Open Panel: Insurrectional Epistemologies in the Global Justice Movement: the impact of time and space Featured

Convenor: Julie Boéri, Hamad Bin Khalifa University, Qatar

At the Genealogy of Knowledge Conference II

7-9 April 2020, Hong Kong Baptist University

Deadline: 30 September 2019

The term translation has undergone multiple semantic extensions across the humanities and social sciences since the 1990s, revealing a growing concern for understanding the complex dynamics of socio-political, cultural and technological change that shape the globalized yet diverse societies of today. In the study of contemporary activism in particular, translation (in both its narrow and broad senses) has become a prism through which we think and practice diversity, inclusion and justice in a world torn apart by greed and violence. Contemporary activism is a particularly promising area for exploring the interplay between dominant and insurrectional forms of knowledge production in and through translation, in and beyond national territories, in and across different disciplines. This panel seeks to explore such epistemologies in the making in the context of the global justice movement, with a particular focus on how time and space mediate social actors’ experience of social transformation. Of particular interest here are the temporary configurations of communities of actors in transient activist spaces and the role played by language and political translation in articulating the perspectives of different social actors, tied to particular histories and geographies, within the global counterhegemonic drive.

 

This panel welcomes proposals connected to any of the following or compatible issues, with a particular focus on the role of translation (in its narrow and broad senses)

§ The interplay between insurrectional and mainstream epistemologies, in relation to concepts such as expertise, progress, efficiency and experimentation

§ Insurrectional initiatives to reconfigure professions, disciplines, theories and research methodologies

§ Histories and geographies of resistance: the time and space of translation

§ Transnational diffusion, the uncertainties of cultural appropriation, and the risks of co-optation and instrumentalization

§ Insurrectional epistemologies and the porous frontier between grassroots and mainstream

§ Social and digital spaces: the tension between concrete and virtual space/time and its impact on emerging epistemologies

§ Activist communities in virtual space: what kind of insurrectional epistemologies emerge through transient, biodegradable networks?

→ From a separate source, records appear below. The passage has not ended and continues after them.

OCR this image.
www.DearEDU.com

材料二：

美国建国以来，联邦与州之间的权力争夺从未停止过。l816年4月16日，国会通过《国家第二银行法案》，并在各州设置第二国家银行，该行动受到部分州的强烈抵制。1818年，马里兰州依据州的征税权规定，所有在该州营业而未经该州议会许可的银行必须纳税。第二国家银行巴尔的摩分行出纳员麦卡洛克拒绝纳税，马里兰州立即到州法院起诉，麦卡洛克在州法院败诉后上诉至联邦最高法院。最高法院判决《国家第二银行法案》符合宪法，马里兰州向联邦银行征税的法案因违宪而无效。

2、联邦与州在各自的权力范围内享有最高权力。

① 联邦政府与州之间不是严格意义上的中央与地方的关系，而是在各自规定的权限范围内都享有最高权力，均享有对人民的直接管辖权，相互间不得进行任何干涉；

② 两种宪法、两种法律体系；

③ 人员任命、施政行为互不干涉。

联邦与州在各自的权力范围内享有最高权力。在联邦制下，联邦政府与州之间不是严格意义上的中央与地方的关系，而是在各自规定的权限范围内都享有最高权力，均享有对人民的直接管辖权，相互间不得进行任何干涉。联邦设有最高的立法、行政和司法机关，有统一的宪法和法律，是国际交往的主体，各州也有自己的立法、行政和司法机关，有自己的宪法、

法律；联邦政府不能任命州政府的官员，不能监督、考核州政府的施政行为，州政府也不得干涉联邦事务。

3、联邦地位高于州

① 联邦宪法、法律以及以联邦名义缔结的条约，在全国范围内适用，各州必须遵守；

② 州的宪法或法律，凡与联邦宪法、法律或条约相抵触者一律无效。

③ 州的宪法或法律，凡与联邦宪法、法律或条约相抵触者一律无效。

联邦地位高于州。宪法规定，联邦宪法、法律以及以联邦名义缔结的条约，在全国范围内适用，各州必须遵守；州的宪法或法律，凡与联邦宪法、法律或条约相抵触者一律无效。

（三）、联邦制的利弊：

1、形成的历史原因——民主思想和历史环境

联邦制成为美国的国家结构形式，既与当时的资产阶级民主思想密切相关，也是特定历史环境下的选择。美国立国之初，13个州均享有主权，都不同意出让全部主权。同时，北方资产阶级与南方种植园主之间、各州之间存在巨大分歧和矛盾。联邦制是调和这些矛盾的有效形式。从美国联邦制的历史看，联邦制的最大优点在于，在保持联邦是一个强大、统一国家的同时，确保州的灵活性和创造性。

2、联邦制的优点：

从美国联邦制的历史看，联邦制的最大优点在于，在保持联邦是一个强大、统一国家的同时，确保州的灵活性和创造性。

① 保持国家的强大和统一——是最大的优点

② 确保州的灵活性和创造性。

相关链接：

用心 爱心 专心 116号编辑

§ Prefigurative translation: modes, critiques and alternative strategies

Panel Convenor

Julie Boéri lectures at the Translation and Interpreting Studies Department of Hamad Bin Khalifa University, Doha, Qatar. Her work focuses on social change and innovation in digital and non-digital environments, with a particular interest in narrative convergence and divergence among actors and communities. Her ethnographic studies of interactions, practices and artefacts in social organizations and media spaces seek to account for the dynamics of dominance and resistance at play in cross-cultural and cross-linguistic communicative encounters.

Submissions of paper proposals should be sent to the panel convenor (Julie Boéri, jboeriAThbku.edu.qa) by 30 September 2019.

Submissions should consist of:

§ Title

§ Abstract (350-400 words, including up to 5 bibliographic references).

§ Contributor’s 150-word (maximum) biodata written in the third person.

§ Full affiliation(s).

Notification of acceptance will be sent by 30 October 2019.